Less: Noncontrolling interest
 
600

Total purchase consideration
 
$
600



Customer relationship assets represent the value of the long-term strategic relationship the business has with its significant customers, which we are amortizing over 25 years. The assets were valued using an income approach, specifically the "multi-period excess earnings" method, which identifies an estimated stream of revenues and expenses for a particular group of assets from which deductions of portions of the projected economic benefits, attributable to assets other than the subject asset (contributory assets), are deducted in order to isolate the prospective earnings of the subject asset. This value is considered a level 3 measurement under the GAAP fair value hierarchy. Key assumptions used in the valuation of customer relationships include: (1) a rate of return of 10 percent and (2) an attrition rate of 3 percent. Technology assets primarily represent the associated patents and know how related to the Endurant and Procision next generation automated transmissions, which we are amortizing over 15 years. These assets were valued using the "relief-from-royalty" method, which is a combination of both the income approach and market approach that values a subject asset based on an estimate of the "relief" from the royalty expense that would be incurred if the subject asset were licensed from a third party. Key assumptions impacting this value include: (1) a market royalty rate of 5 percent, (2) a rate of return of 10 percent and (3) an economic depreciation rate of 7.5 percent. This value is considered a level 3 measurement under the GAAP fair value hierarchy. Annual amortization of the intangible assets for the next 5 years is expected to approximate $28 million.

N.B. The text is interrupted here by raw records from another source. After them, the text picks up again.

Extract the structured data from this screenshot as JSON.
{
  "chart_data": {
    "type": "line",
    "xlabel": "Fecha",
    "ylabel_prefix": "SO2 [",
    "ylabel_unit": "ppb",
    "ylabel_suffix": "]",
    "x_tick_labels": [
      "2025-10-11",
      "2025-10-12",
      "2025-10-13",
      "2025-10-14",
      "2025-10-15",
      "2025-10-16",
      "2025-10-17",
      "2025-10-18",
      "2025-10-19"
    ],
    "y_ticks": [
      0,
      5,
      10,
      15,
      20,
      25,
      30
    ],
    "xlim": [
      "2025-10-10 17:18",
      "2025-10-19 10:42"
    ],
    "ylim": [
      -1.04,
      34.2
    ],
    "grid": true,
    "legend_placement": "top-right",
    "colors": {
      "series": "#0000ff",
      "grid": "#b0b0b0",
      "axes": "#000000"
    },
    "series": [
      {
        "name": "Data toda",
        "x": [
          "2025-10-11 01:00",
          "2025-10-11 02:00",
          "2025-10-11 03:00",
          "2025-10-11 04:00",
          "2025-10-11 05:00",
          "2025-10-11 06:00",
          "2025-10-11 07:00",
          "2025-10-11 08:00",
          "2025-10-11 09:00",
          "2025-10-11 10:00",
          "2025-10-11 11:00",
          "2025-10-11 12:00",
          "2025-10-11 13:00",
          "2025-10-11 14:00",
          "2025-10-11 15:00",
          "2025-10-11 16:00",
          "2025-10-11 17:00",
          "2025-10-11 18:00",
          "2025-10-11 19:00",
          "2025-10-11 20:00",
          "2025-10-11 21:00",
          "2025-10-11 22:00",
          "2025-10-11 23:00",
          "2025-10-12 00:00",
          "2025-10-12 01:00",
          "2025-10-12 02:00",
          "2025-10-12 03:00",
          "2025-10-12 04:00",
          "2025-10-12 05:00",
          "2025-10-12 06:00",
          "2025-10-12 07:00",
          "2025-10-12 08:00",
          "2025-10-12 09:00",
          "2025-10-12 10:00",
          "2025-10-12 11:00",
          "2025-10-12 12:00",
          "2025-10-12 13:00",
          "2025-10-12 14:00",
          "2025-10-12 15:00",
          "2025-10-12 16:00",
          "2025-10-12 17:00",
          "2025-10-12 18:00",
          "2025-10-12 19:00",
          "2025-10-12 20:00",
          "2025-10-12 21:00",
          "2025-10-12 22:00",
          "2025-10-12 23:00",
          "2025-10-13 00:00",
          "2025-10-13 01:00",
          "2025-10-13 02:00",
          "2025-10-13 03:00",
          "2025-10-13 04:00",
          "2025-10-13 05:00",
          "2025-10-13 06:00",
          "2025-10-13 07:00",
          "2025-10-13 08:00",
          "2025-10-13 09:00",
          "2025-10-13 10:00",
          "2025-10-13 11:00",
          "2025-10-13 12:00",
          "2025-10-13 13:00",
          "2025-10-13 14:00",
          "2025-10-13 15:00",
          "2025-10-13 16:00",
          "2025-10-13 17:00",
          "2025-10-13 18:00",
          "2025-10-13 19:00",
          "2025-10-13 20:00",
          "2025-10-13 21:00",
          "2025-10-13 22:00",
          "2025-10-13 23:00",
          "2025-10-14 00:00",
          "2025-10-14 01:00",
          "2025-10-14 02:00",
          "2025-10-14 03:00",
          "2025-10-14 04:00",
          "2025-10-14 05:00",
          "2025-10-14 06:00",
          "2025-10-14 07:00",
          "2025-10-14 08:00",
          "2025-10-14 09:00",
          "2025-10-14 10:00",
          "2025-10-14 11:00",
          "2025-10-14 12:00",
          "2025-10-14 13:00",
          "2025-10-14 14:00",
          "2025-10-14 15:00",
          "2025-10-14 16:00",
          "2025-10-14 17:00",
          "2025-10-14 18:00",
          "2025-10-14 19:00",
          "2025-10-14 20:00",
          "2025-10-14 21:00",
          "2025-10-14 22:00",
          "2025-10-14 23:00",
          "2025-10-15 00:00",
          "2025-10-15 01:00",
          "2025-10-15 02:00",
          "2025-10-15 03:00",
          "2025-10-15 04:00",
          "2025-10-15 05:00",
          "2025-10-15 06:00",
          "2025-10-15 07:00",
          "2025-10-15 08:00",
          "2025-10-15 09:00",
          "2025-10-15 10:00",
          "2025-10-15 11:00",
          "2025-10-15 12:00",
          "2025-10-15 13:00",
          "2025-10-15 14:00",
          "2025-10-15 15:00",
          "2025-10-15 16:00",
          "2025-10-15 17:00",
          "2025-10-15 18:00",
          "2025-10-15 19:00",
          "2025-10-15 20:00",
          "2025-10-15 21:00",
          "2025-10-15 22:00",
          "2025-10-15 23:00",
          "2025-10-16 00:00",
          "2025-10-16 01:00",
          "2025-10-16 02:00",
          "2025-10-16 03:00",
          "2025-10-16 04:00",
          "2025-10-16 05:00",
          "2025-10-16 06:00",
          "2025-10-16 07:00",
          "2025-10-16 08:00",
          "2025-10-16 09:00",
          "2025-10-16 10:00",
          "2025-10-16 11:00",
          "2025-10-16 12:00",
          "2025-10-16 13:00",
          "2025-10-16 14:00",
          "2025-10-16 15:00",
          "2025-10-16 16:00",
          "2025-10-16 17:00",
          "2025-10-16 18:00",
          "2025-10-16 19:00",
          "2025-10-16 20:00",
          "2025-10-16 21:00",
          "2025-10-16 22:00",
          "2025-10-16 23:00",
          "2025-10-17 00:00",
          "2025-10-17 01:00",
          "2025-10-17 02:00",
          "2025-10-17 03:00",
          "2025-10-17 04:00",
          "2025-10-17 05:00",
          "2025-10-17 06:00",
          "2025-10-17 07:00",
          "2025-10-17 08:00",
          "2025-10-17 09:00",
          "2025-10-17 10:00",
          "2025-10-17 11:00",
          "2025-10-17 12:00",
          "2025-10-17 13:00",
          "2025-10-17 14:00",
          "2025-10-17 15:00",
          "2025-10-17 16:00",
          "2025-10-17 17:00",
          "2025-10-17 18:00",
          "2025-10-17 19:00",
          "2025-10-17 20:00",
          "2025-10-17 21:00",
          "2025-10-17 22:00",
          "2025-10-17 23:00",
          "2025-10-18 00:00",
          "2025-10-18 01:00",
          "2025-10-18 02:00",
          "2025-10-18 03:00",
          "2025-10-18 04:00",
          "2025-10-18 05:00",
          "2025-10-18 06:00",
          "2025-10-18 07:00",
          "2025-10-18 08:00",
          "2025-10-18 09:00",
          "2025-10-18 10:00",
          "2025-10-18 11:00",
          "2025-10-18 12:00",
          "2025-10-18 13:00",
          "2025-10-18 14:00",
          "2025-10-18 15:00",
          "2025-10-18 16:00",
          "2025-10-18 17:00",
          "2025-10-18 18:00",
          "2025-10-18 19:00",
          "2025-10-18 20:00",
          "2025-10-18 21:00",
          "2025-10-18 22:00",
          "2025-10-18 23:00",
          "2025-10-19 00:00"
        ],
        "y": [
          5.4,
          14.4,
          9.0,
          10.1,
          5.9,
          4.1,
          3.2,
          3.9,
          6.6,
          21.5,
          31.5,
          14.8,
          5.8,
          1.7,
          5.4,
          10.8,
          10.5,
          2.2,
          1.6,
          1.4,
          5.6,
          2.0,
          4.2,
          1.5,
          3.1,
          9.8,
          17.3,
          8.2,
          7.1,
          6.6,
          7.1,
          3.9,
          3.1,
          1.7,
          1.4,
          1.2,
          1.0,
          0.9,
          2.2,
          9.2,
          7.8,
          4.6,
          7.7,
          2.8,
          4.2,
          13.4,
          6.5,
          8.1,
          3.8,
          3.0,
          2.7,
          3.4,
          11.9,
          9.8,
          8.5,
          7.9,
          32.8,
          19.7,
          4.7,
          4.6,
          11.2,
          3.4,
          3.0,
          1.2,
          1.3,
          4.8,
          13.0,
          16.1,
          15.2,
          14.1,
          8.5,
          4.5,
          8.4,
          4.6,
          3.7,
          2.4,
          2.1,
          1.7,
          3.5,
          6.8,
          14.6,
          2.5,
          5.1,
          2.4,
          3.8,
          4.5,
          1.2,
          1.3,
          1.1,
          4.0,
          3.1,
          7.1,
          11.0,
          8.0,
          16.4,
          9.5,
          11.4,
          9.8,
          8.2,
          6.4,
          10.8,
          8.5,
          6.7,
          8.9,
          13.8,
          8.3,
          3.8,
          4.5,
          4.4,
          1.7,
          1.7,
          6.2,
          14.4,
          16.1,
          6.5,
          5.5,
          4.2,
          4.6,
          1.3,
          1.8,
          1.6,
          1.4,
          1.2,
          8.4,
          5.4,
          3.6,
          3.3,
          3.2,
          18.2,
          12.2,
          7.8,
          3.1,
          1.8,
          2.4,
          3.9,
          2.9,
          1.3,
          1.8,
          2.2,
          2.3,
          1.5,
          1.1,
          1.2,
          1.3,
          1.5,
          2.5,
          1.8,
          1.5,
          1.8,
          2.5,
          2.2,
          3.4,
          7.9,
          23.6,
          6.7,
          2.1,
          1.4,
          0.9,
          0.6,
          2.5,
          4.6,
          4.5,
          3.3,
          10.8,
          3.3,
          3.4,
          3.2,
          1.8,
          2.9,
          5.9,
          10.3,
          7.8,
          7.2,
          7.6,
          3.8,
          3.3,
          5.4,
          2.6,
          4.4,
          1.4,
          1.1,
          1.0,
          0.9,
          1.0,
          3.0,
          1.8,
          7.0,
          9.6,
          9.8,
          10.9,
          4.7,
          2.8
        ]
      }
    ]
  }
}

Goodwill was determined based on the residual difference between the fair value of consideration transferred and the value assigned to tangible and intangible assets and liabilities. Approximately $31 million of the goodwill is deductible for tax purposes. Among the factors contributing to a purchase price resulting in the recognition of goodwill is the ability to integrate and optimize the engine and transmission development to deliver the world’s best power train, to realize synergies in service and aftermarket growth and to utilize our strength in international markets where automated transmission adoption rates are very low.
Included in our 2017 results were revenues of $164 million and a net loss of $11 million related to this joint venture.